Nut Butter Standoff: A Nutritional Comparison of Various Nut Butters
Hi. My name is Natalie Kelley and I'm a nut butter addict... And I'm 100% (make that 1000000%) okay with that.
It's true. I love love LOVE my nut butters (and seed butters!). Nut butter on rice cakes and toast. Nut butter in cereal. Nut butter on (and in) oatmeal. Nut butter on (and in) smoothies. Nut butter on homemade muffins. Nut butter on fruit. Nut butter on carrots (don't judge me until you've tried it). Nut butter by the spoonful. ;) Seriously. You name it. If it has nut butter incorporated I'll probably love it (seriously ask any of my friends... they all know how much I love nut butter. My roommate and I even dressed up as jars of peanut butter for halloween last year LOL no joke).
Thank goodness you can pretty much find a delicious spread made out of any nut or seed these days, because although I eat a lot of nut/seed butter, I try to switch up what kinds so that I am still getting diverse nutrients.
As an avid runner and lifter, I find that my body needs a lot of extra fats. Nut/seed butters are one of my favorite ways to give it the healthy fats it needs (avocados take second place... Wait... nut butter ON an avocado?! I think I'm onto something ;) ).
Out of all of the nut/seed butters I've tried (peanut butter, almond butter, cashew butter, sunflower seed butter), peanut butter still has my heart. Almond butter comes in close second (on some days it's first... but like how can anything really compete with peanut butter). I have some pumpkin seed butter in the cupboard ready to be try soon (I'll keep you updated!) and I'm hoping to try pecan and walnut butter next. YAY FOR SO MANY KINDS OF NUT BUTTERS.
So how do all of these different nut and seed butters compare? Well nut butters #1 fan is here to tell satisfy your curiosity. I'll start off by comparing them based on some typical nutritional informations (calories, protein, fats, carbs and fiber).

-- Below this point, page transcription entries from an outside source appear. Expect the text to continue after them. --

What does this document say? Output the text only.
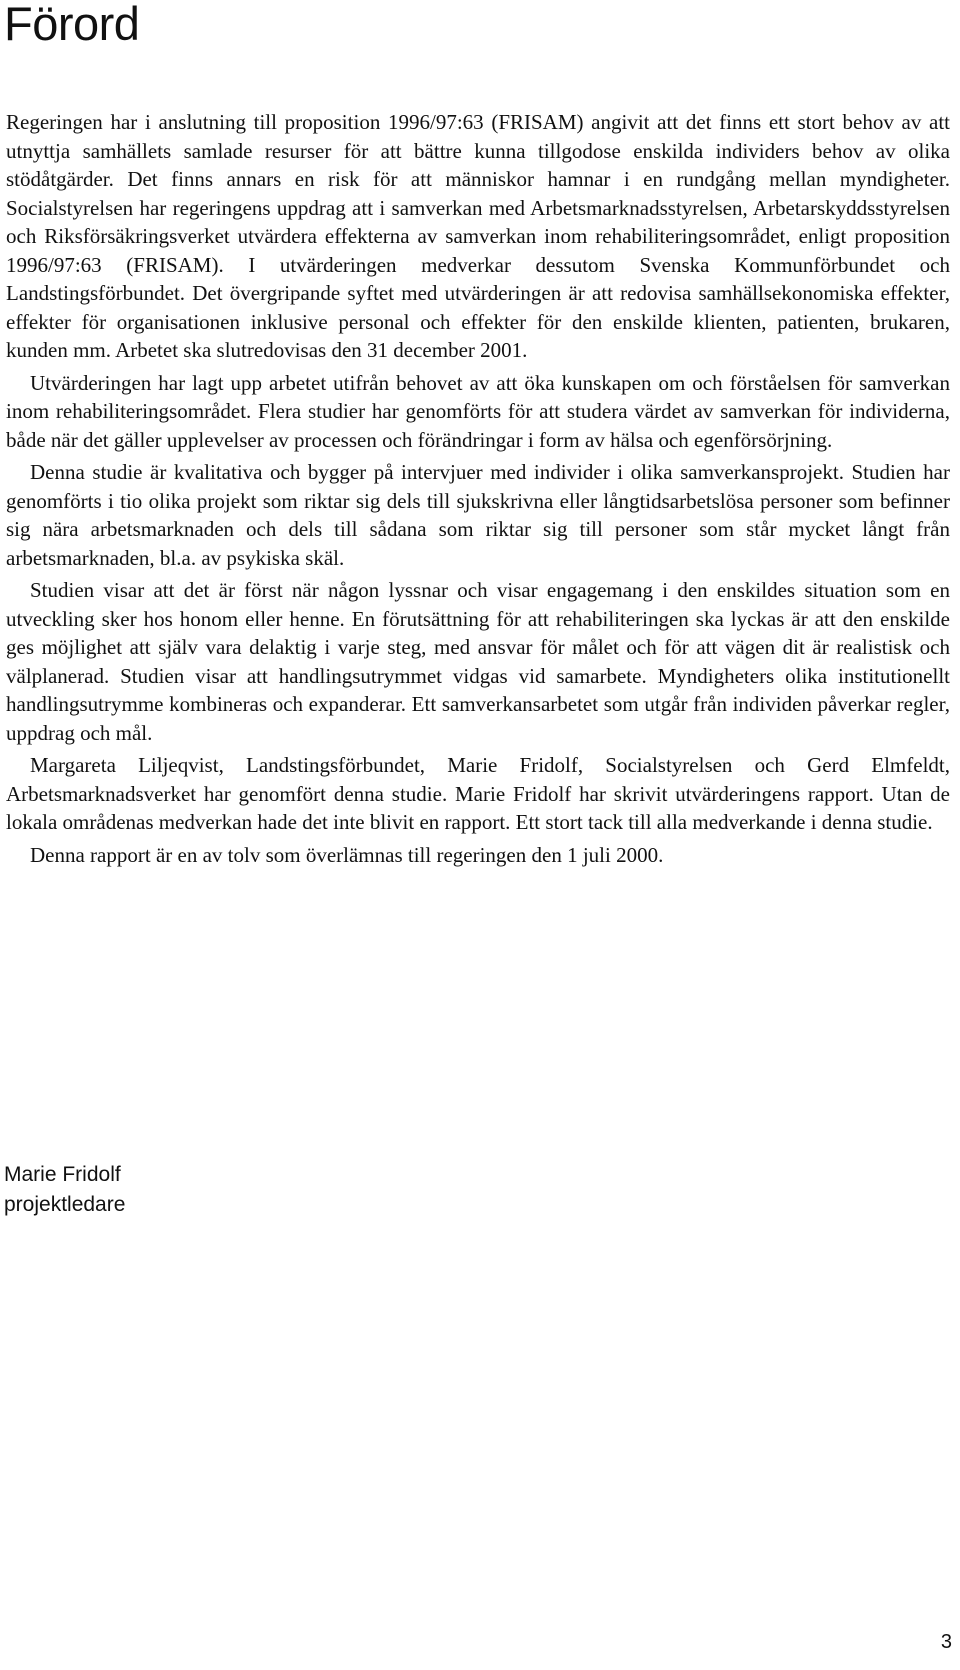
Förord

Regeringen har i anslutning till proposition 1996/97:63 (FRISAM) angivit att det finns ett stort behov av att utnyttja samhällets samlade resurser för att bättre kunna tillgodose enskilda individers behov av olika stödåtgärder. Det finns annars en risk för att människor hamnar i en rundgång mellan myndigheter. Socialstyrelsen har regeringens uppdrag att i samverkan med Arbetsmarknadsstyrelsen, Arbetarskyddsstyrelsen och Riksförsäkringsverket utvärdera effekterna av samverkan inom rehabiliteringsområdet, enligt proposition 1996/97:63 (FRISAM). I utvärderingen medverkar dessutom Svenska Kommunförbundet och Landstingsförbundet. Det övergripande syftet med utvärderingen är att redovisa samhällsekonomiska effekter, effekter för organisationen inklusive personal och effekter för den enskilde klienten, patienten, brukaren, kunden mm. Arbetet ska slutredovisas den 31 december 2001.

Utvärderingen har lagt upp arbetet utifrån behovet av att öka kunskapen om och förståelsen för samverkan inom rehabiliteringsområdet. Flera studier har genomförts för att studera värdet av samverkan för individerna, både när det gäller upplevelser av processen och förändringar i form av hälsa och egenförsörjning.

Denna studie är kvalitativa och bygger på intervjuer med individer i olika samverkansprojekt. Studien har genomförts i tio olika projekt som riktar sig dels till sjukskrivna eller långtidsarbetslösa personer som befinner sig nära arbetsmarknaden och dels till sådana som riktar sig till personer som står mycket långt från arbetsmarknaden, bl.a. av psykiska skäl.

Studien visar att det är först när någon lyssnar och visar engagemang i den enskildes situation som en utveckling sker hos honom eller henne. En förutsättning för att rehabiliteringen ska lyckas är att den enskilde ges möjlighet att själv vara delaktig i varje steg, med ansvar för målet och för att vägen dit är realistisk och välplanerad. Studien visar att handlingsutrymmet vidgas vid samarbete. Myndigheters olika institutionellt handlingsutrymme kombineras och expanderar. Ett samverkansarbetet som utgår från individen påverkar regler, uppdrag och mål.

Margareta Liljeqvist, Landstingsförbundet, Marie Fridolf, Socialstyrelsen och Gerd Elmfeldt, Arbetsmarknadsverket har genomfört denna studie. Marie Fridolf har skrivit utvärderingens rapport. Utan de lokala områdenas medverkan hade det inte blivit en rapport. Ett stort tack till alla medverkande i denna studie.

Denna rapport är en av tolv som överlämnas till regeringen den 1 juli 2000.

Marie Fridolf
projektledare
3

In one serving (2 Tbsp): (note: the brand you buy may change these numbers slightly. I am basing these off of the general natural or fresh ground brands because those are what I buy :) My #1 tip when buy nut/seed butter is check how much added sugar is in it. Many companies add a lot without you realizing! )
Pumpkin seed butter
Sunflower seed butter
They all seem pretty similar when you look at these standard numbers, right? So what really makes them any different? Different nuts and seeds provides your body with different vitamins and minerals. I'm quickly going to show you how they stack up in this way to help you better choose what nut butter your body needs. :)
Peanut butter: High in selenium which helps with enzyme function. It also provides your body with omega-3 fatty acids.
Almond butter: High in Vitamin E, iron and magnesium. Almond butter also provides your body with omega-3 fatty acids. YAY.
Cashew butter: While it doesn't contain any omega-3 fatty acids, it is full of copper, magnesium and phosphorus.
Pumpkin seed butter: 2 Tablespoons of pumpkin seed butter provides you with 12% of your daily calcium needs. It also contains high levels of iron, magnesium, phosphorus, manganese, copper and zinc. It may be a strange green color, but it sure packs a HUGE punch of nutrition.
Pecan butter: Pecans are kind of like their own little multi-vitamin, full of Vitamin E, A, and B, as well as potassium and magnesium.
Walnut butter: Walnuts are high in Vitamin E and antioxidants. They're a little low on the protein side compared to other nut/seed butters, so if you're eating nut butters as a protein source, make sure to pair this with something else that's protein dense, like natural protein powder (I love Vega or SunWarrior), yogurt (lactose free Green Valley Organics is my go-to), etc.
Sunflower seed butter: Similar to almond butter, sunflower butter is full of Vitamin E, iron, magnesium, but also zinc.
Fats have such a bad rep, but healthy fats are SO incredibly important in any diet. Getting fats from nut/seed butters, avocados, fish, etc. provides your body with the sustainable energy it needs. If you restrict your body from too many fats, it will simply crave them more, which can then cause you to reach for unhealthy fats, or overeat. Letting yourself eat fats like the ones I listed above WILL NOT MAKE YOU FAT, and actually helps your body burn fat and calories more efficiently. :)
I'm sure some of you have seen that I also eat Betty Lou's organic powdered peanut butter, and you may be wondering what that's all about. Powdered peanut butters are made from dried peanuts that are then pressed to essentially take the oils out. You just mix two tablespoons with water and BAM you have peanut butter (sort of). I know a lot of people tend to choose this option because they're attracted to the fact that it contains almost no fats. Personally, I only really like it on my protein oats because they're already so filling that topping it with enough pb for each bite (because obviously I need some in each bite) would push me over the edge. I don't think it's a great way to try to stop your cravings for peanut butter, because without fat those cravings won't go away. SO I think it's good here and there, but not an actual good replacement for real peanut butter. EAT THOSE HEALTHY FATS.